The construction industry has had an ongoing skilled labor shortage for a decade, he said.
“The industry, in any given month, is short about 300,000 workers, and similar constraints apply to sawmills and harvesting timber,” he said. “There’s the economic question of if you’re going to increase lumber production or any other kind of building material in a full employment labor market, what other sector are you going to produce less of?”
A salient example can be drawn from very recent history: When lumber prices skyrocketed amidst a pandemic home-buying boom.
The price of softwood lumber increased from roughly $350 per thousand board feet to more than $1,500 per thousand board feet, he said.

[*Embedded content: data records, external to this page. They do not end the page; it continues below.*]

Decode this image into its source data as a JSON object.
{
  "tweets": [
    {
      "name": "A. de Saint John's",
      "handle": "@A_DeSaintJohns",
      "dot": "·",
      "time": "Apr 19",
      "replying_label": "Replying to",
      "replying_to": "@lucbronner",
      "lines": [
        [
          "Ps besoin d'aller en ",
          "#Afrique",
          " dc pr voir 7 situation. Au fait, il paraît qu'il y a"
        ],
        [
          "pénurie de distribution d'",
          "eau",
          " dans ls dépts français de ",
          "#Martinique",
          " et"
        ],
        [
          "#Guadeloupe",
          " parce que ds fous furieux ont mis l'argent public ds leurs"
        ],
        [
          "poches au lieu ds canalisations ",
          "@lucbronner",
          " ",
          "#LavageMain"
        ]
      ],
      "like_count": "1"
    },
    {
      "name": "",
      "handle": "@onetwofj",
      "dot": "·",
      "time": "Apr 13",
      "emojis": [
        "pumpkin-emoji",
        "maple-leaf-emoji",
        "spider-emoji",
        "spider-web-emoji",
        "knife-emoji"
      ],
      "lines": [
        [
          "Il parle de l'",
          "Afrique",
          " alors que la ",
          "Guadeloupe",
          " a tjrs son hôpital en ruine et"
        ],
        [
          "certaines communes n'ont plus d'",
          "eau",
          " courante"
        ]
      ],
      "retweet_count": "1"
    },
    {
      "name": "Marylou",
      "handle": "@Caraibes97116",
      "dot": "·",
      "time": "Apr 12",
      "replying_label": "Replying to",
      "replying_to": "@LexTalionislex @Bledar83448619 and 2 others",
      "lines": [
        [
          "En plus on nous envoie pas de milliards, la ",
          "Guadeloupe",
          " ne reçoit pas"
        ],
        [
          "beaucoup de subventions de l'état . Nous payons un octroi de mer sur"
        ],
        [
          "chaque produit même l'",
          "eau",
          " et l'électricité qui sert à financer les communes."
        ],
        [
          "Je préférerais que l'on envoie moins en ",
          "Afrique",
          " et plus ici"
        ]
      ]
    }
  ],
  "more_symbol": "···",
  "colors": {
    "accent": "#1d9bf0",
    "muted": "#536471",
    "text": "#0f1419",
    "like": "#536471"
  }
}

“But when we look at data items like lumber production employment in the sawmill industry, it didn’t really increase that much,” he said. “Part of the reason is that, like any other industry, there’s a large amount of fixed costs.”
Still, even in an era when tariffs loom large, and scores of pressures beset the US housing industry, some homebuilders are optimistic, especially about the potential for the Trump administration to further ease regulations.
“This housing shortage in America has really created this interesting bipartisanship (where all parties) unite on this concept of increasing housing affordability and providing regulatory relief, lifting the barriers at all levels of government for the production of needed new housing,” said Erickson, of Housing First Minnesota. “This has been going on for about two years, and it’s crescendoing.”